Thiamine mononitrate — also known as vitamin B1 — revealed in the late 1800s by a Dutch scientist named Christiaan Eijkman, was the first vitamin to be discovered. While working in Indonesia, Eijkmann happened to notice that only people who consumed white rice suffered from a disease called beriberi, which involves severe fatigue and cardiovascular complications. However, those who consumed brown rice, which was not stripped of the hull, were immune. This inquiry is what eventually led to the discovery of vitamins, the compounds whose consumption is essential for humans.

Diseases like beriberi, as well as pellagra, were still common in North America after the turn of the century. It was not until the 1930s that public health policies were implemented requiring certain foods to be fortified with vitamins. As a result of these policies, diseases that result from micronutrient deficiencies are relatively unheard of in the modern Western world.

The B vitamins that you find in fortified foods travel a long way before becoming part of your breakfast. The world’s largest vitamin B1 production plant is located in China, near Beijing, and produces three thousand tons annually. Though it is hard to believe, the factory makes vitamin B1 from petrochemicals that are derived from coal tar. The exact process by which vitamin B1 is produced is a heavily guarded secret that the processors refuse to reveal.

Fortification has allowed everything from cereals to pasta to rice to be enriched with vitamin B1. As a result, a mere half-cup of certain cereals can satisfy one’s daily requirement of this vitamin. In addition to fortified foods, there are many naturally occurring sources of vitamin B1, including cornmeal, pork, soybeans, oatmeal, and green peas.

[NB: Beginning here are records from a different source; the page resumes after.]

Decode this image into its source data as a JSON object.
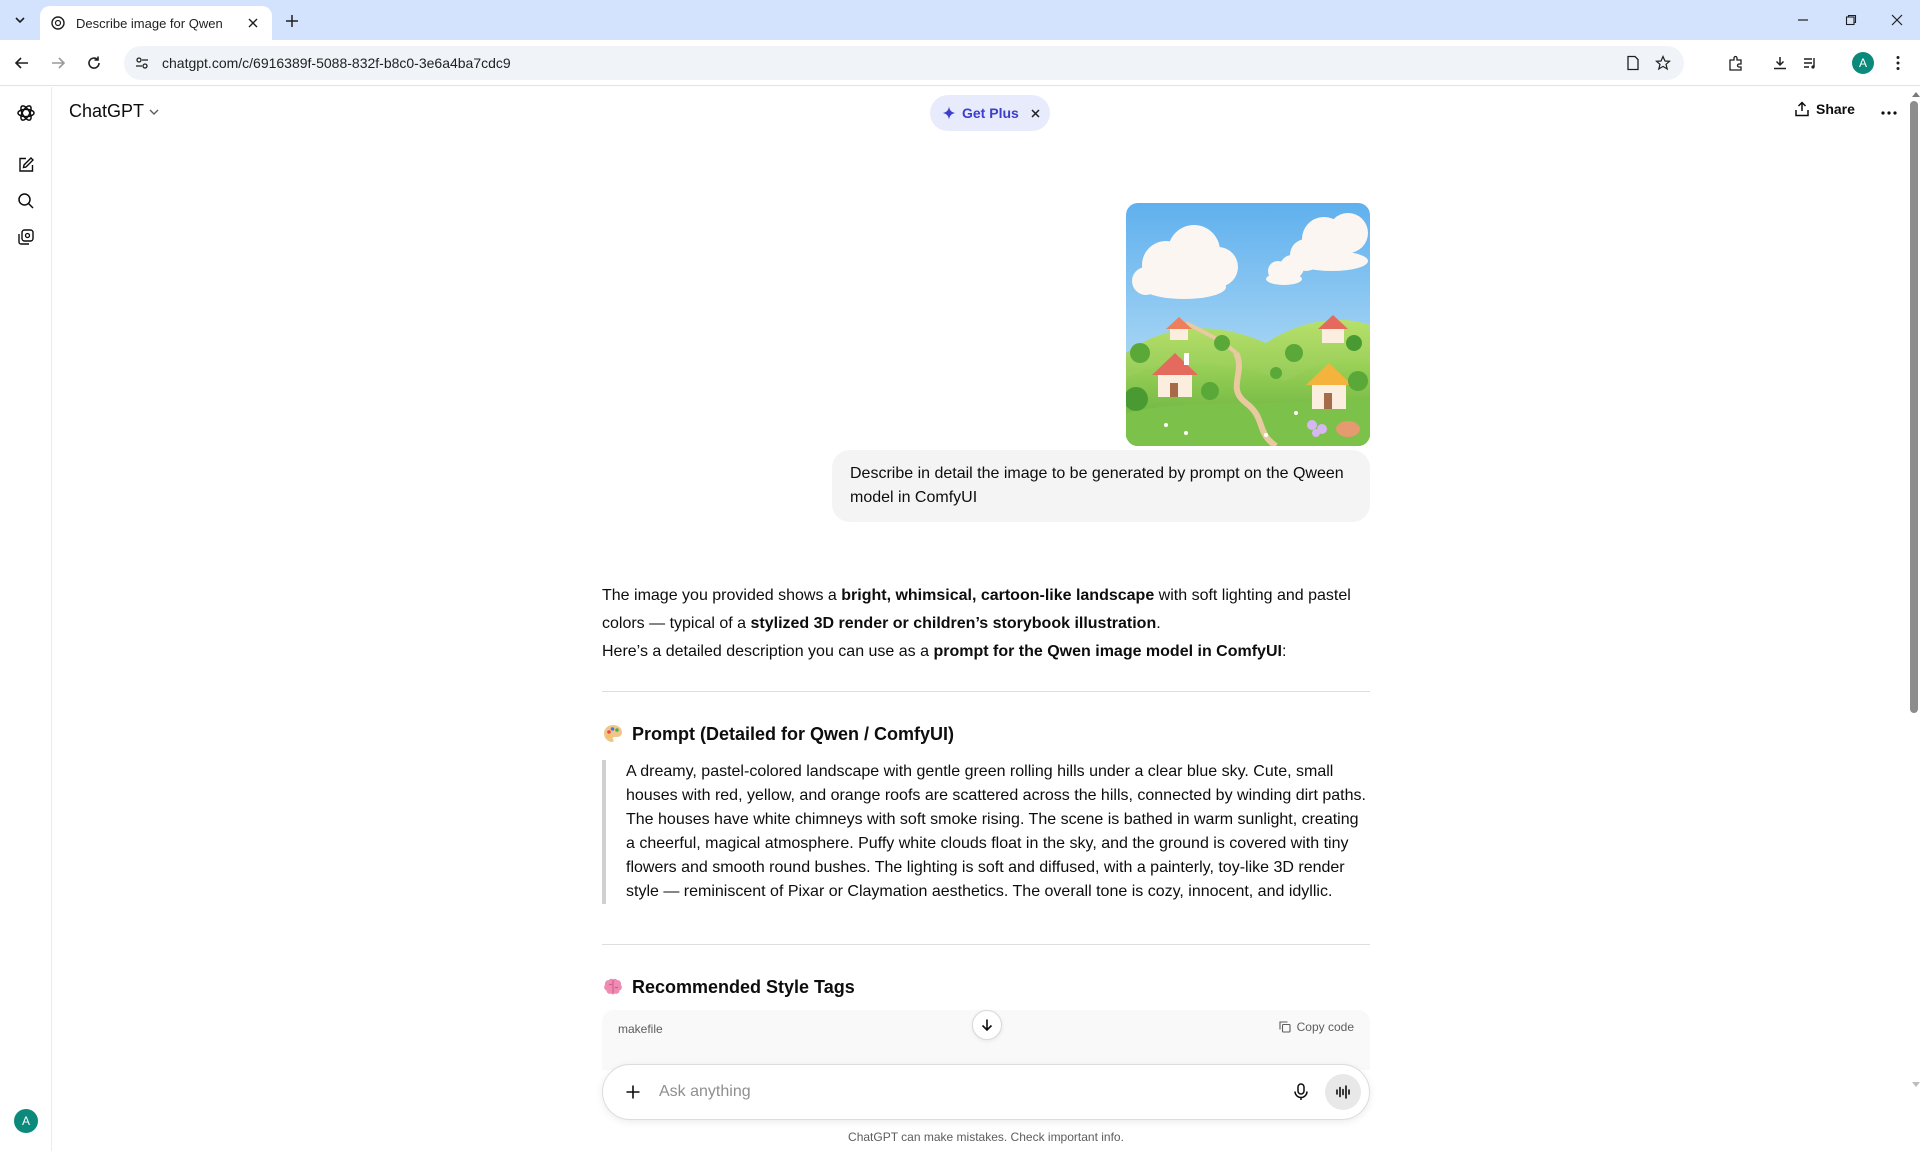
{
  "browser": {
    "tab_title": "Describe image for Qwen",
    "url": "chatgpt.com/c/6916389f-5088-832f-b8c0-3e6a4ba7cdc9",
    "profile_initial": "A"
  },
  "app": {
    "model_name": "ChatGPT",
    "get_plus_label": "Get Plus",
    "share_label": "Share",
    "user_initial": "A"
  },
  "conversation": {
    "user_message": "Describe in detail the image to be generated by prompt on the Qween model in ComfyUI",
    "answer": {
      "p1_a": "The image you provided shows a ",
      "p1_b": "bright, whimsical, cartoon-like landscape",
      "p1_c": " with soft lighting and pastel colors — typical of a ",
      "p1_d": "stylized 3D render or children’s storybook illustration",
      "p1_e": ".",
      "p2_a": "Here’s a detailed description you can use as a ",
      "p2_b": "prompt for the Qwen image model in ComfyUI",
      "p2_c": ":"
    },
    "section1_title": "Prompt (Detailed for Qwen / ComfyUI)",
    "prompt_quote": "A dreamy, pastel-colored landscape with gentle green rolling hills under a clear blue sky. Cute, small houses with red, yellow, and orange roofs are scattered across the hills, connected by winding dirt paths. The houses have white chimneys with soft smoke rising. The scene is bathed in warm sunlight, creating a cheerful, magical atmosphere. Puffy white clouds float in the sky, and the ground is covered with tiny flowers and smooth round bushes. The lighting is soft and diffused, with a painterly, toy-like 3D render style — reminiscent of Pixar or Claymation aesthetics. The overall tone is cozy, innocent, and idyllic.",
    "section2_title": "Recommended Style Tags",
    "code_lang": "makefile",
    "copy_code_label": "Copy code"
  },
  "composer": {
    "placeholder": "Ask anything",
    "disclaimer": "ChatGPT can make mistakes. Check important info."
  },
  "icons": {
    "emoji_section1": "palette-icon",
    "emoji_section2": "brain-icon"
  },
  "colors": {
    "tabstrip": "#d3e3fd",
    "accent_plus": "#3a3fcc",
    "avatar": "#0b8a7c"
  }
}
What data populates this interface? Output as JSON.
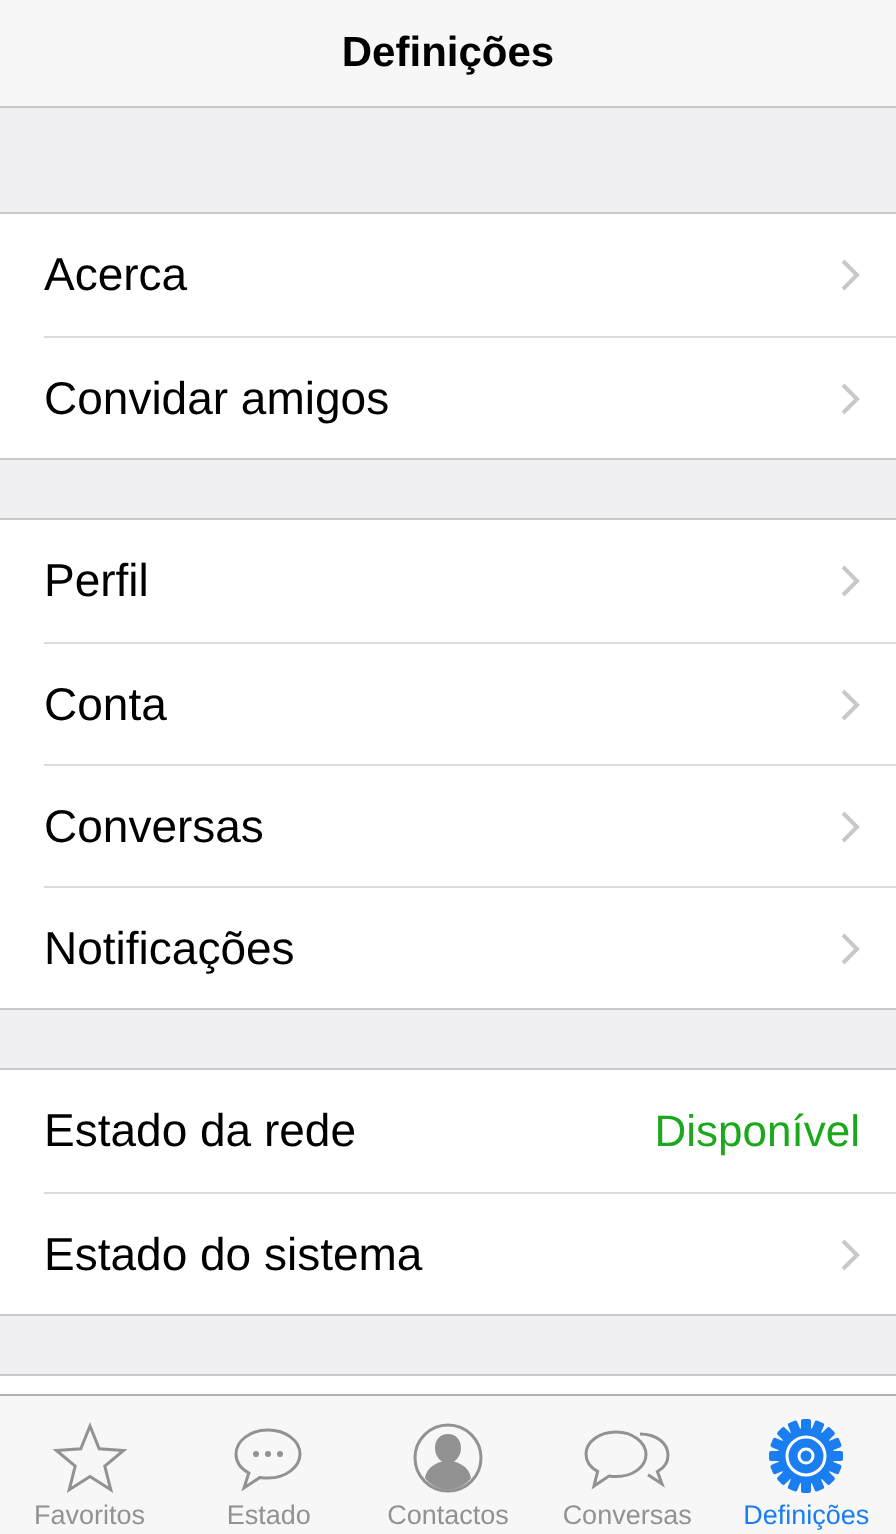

Though B vitamin deficiency is less common in today’s society, individuals are known to become deficient when fasting or on low carbohydrate diets. Because of its essential role in the nervous system, including the synthesis of neurotransmitters and nerve coatings, supplements of vitamin B1 can be used for treating fatigue, irritability, low morale, and depression. In addition, vitamin B1 deficiency among older adults is a primary contributor to senility and other brain disorders associated with old age. Though scientific confirmation is pending, some say that consuming excessive amounts of vitamin B1 can be protective against mosquitoes, since the extra vitamins are excreted through perspiration and repel insects.

Overall, Vitamin B1, plays a central role in human health. Without it in our diet, whether from a fortified or a natural source, we would feel very unhappy.